All turtles and their cousins the tortoises and terrapins, have outer shells that are a protection to their soft insides. Some shells are “hinged” on the lower shell, allowing the animal to pull it’s head and legs inside. The American Box Turtle has this type of shell.
Some turtles, like the Mud turtle and the Musk Turtle, have hinges that only close partially. Their legs are often left sticking out. Aquatic turtles don’t have hinges on their shells. The Painted Turtle, Red-Eared Sliders, and Cooters are members of this group.
There are turtles that have shells that are leather-like instead of being hard like other turtles. The Leatherback Sea Turtle is a good example of this group. They also grow to be quite large, often reaching over 95 inches in length.
The turtle’s shell actually plays a role in the longevity of the turtles life. The turtle’s shell, which is a keratin-like substance, grows very slowly, and continues to grow through a turtles lifetime. Turtles don’t exert a great deal of energy either and this slow way of going through life helps the turtle to live a long time.
So how long does a turtle live? There are several factors that come into play. In the wild, a hatchling is fortunate to live a few weeks, and if it succeeds in making it past that time, the odds are more in it’s favor. For example, the tiny Painted Turtle has been known to live up to 40 years in the wild. They don’t do that well in captivity though, as many children have learned over the years.

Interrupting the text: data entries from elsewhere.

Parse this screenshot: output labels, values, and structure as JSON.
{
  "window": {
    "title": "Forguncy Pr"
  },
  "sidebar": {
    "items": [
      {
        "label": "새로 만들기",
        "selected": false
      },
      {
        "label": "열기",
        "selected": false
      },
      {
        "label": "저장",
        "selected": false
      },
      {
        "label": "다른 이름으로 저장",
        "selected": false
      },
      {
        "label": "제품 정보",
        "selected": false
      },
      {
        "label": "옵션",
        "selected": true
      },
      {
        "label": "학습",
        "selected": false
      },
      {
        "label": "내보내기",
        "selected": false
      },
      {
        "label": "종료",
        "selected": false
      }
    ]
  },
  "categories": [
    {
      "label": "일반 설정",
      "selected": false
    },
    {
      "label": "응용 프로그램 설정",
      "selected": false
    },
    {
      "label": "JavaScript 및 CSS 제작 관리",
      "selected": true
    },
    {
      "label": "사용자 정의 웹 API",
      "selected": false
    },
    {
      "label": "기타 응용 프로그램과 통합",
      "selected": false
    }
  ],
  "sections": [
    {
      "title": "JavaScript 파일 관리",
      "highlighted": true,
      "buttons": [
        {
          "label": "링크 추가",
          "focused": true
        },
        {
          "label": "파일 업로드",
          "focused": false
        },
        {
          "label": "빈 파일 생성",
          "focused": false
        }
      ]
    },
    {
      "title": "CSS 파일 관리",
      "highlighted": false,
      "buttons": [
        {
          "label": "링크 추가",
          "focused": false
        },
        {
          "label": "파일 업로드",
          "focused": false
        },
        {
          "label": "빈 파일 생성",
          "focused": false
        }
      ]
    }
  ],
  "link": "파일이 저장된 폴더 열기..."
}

A favorite in many backyard gardens with pools is the Red-eared Slider. In a protected habitat, or an aquarium with filtered water and a heater, they have been known to live as long as 85 years. It’s important to add that turtles must be kept in an aquarium that good hygiene is practiced, as they can carry a bacteria called salmonella.

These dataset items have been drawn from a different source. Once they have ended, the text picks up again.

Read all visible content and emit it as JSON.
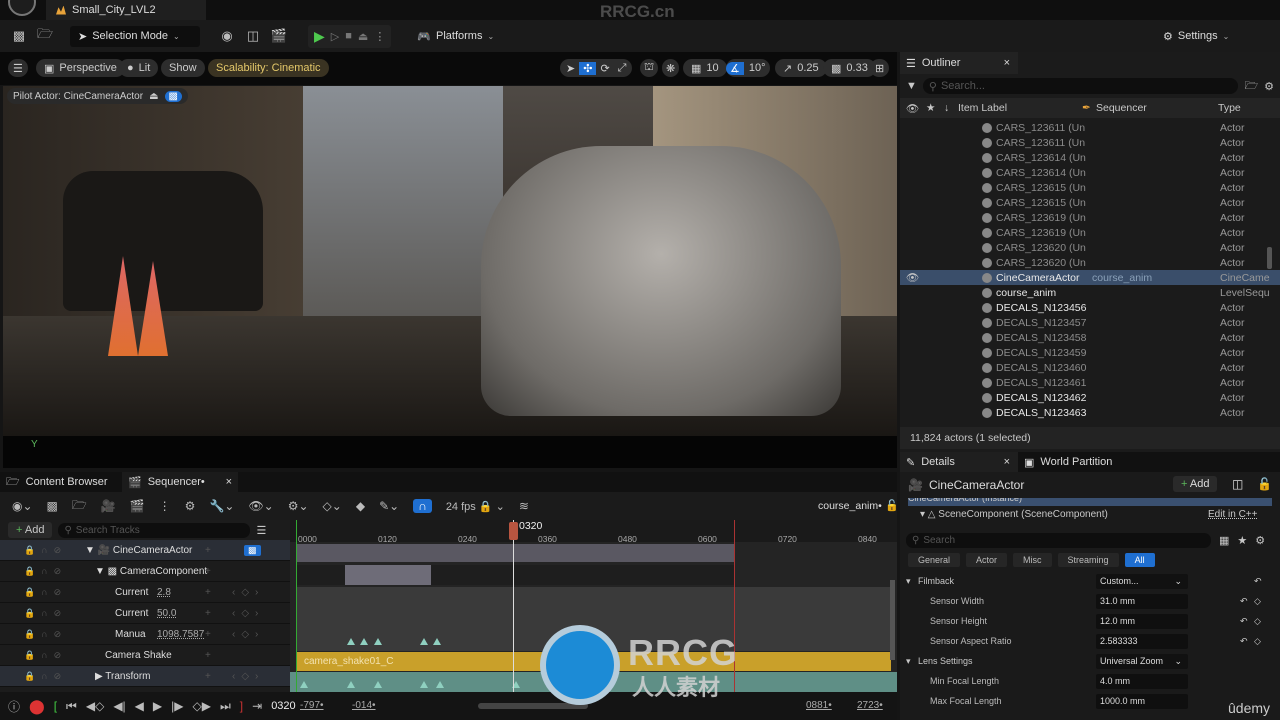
{
  "window": {
    "level_tab": "Small_City_LVL2",
    "watermark_top": "RRCG.cn"
  },
  "toolbar": {
    "selection_mode": "Selection Mode",
    "platforms": "Platforms",
    "settings": "Settings"
  },
  "viewport": {
    "menu_icon": "hamburger-icon",
    "perspective": "Perspective",
    "lit": "Lit",
    "show": "Show",
    "scalability": "Scalability: Cinematic",
    "grid_size": "10",
    "rotation_snap": "10°",
    "scale_snap": "0.25",
    "camera_speed": "0.33",
    "pilot_actor": "Pilot Actor: CineCameraActor",
    "axis_label": "Y"
  },
  "outliner": {
    "tab": "Outliner",
    "search_placeholder": "Search...",
    "columns": {
      "label": "Item Label",
      "sequencer": "Sequencer",
      "type": "Type"
    },
    "rows": [
      {
        "label": "CARS_123611 (Un",
        "type": "Actor",
        "style": "dim"
      },
      {
        "label": "CARS_123611 (Un",
        "type": "Actor",
        "style": "dim"
      },
      {
        "label": "CARS_123614 (Un",
        "type": "Actor",
        "style": "dim"
      },
      {
        "label": "CARS_123614 (Un",
        "type": "Actor",
        "style": "dim"
      },
      {
        "label": "CARS_123615 (Un",
        "type": "Actor",
        "style": "dim"
      },
      {
        "label": "CARS_123615 (Un",
        "type": "Actor",
        "style": "dim"
      },
      {
        "label": "CARS_123619 (Un",
        "type": "Actor",
        "style": "dim"
      },
      {
        "label": "CARS_123619 (Un",
        "type": "Actor",
        "style": "dim"
      },
      {
        "label": "CARS_123620 (Un",
        "type": "Actor",
        "style": "dim"
      },
      {
        "label": "CARS_123620 (Un",
        "type": "Actor",
        "style": "dim"
      },
      {
        "label": "CineCameraActor",
        "sequencer": "course_anim",
        "type": "CineCame",
        "style": "selected"
      },
      {
        "label": "course_anim",
        "type": "LevelSequ",
        "style": "bright"
      },
      {
        "label": "DECALS_N123456",
        "type": "Actor",
        "style": "bright"
      },
      {
        "label": "DECALS_N123457",
        "type": "Actor",
        "style": "dim"
      },
      {
        "label": "DECALS_N123458",
        "type": "Actor",
        "style": "dim"
      },
      {
        "label": "DECALS_N123459",
        "type": "Actor",
        "style": "dim"
      },
      {
        "label": "DECALS_N123460",
        "type": "Actor",
        "style": "dim"
      },
      {
        "label": "DECALS_N123461",
        "type": "Actor",
        "style": "dim"
      },
      {
        "label": "DECALS_N123462",
        "type": "Actor",
        "style": "bright"
      },
      {
        "label": "DECALS_N123463",
        "type": "Actor",
        "style": "bright"
      }
    ],
    "status": "11,824 actors (1 selected)"
  },
  "details": {
    "tab": "Details",
    "tab2": "World Partition",
    "actor_name": "CineCameraActor",
    "add": "Add",
    "instance": "CineCameraActor (Instance)",
    "component": "SceneComponent (SceneComponent)",
    "edit_cpp": "Edit in C++",
    "search_placeholder": "Search",
    "categories": [
      "General",
      "Actor",
      "Misc",
      "Streaming",
      "All"
    ],
    "filmback": {
      "label": "Filmback",
      "preset": "Custom..."
    },
    "props": [
      {
        "name": "Sensor Width",
        "value": "31.0 mm"
      },
      {
        "name": "Sensor Height",
        "value": "12.0 mm"
      },
      {
        "name": "Sensor Aspect Ratio",
        "value": "2.583333"
      }
    ],
    "lens": {
      "label": "Lens Settings",
      "preset": "Universal Zoom"
    },
    "lens_props": [
      {
        "name": "Min Focal Length",
        "value": "4.0 mm"
      },
      {
        "name": "Max Focal Length",
        "value": "1000.0 mm"
      }
    ],
    "udemy": "ûdemy"
  },
  "sequencer": {
    "tab_cb": "Content Browser",
    "tab_seq": "Sequencer•",
    "fps": "24 fps",
    "sequence_name": "course_anim•",
    "add": "Add",
    "search_placeholder": "Search Tracks",
    "playhead": "0320",
    "ruler": [
      "0000",
      "0120",
      "0240",
      "0360",
      "0480",
      "0600",
      "0720",
      "0840"
    ],
    "tracks": [
      {
        "name": "CineCameraActor",
        "indent": 1
      },
      {
        "name": "CameraComponent",
        "indent": 2
      },
      {
        "name": "Current",
        "value": "2.8"
      },
      {
        "name": "Current",
        "value": "50.0"
      },
      {
        "name": "Manua",
        "value": "1098.7587"
      },
      {
        "name": "Camera Shake"
      },
      {
        "name": "Transform"
      }
    ],
    "shake_section": "camera_shake01_C",
    "transport": {
      "frame": "0320",
      "start": "-797•",
      "in": "-014•",
      "out": "0881•",
      "end": "2723•"
    }
  },
  "watermark": {
    "brand": "RRCG",
    "sub": "人人素材"
  }
}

Box Turtles get their name from the way they can pull in their feet, head and tail, snapping the hinges on the bottom shell so tight they look like a box. The box turtle has it rough when first hatched. It takes almost seven years for the shell to harden, and until that time, thus it falls prey to any number of creatures looking for a quick meal. They can live 30 or 40 years, but some have lived to be 100 years old.
In short it depends on what kind of turtle (or tortoise) you are referring to, to know how long does a turtle live. Additionally if these are household pets, the care and quality of the environment provided, will also make a world of difference.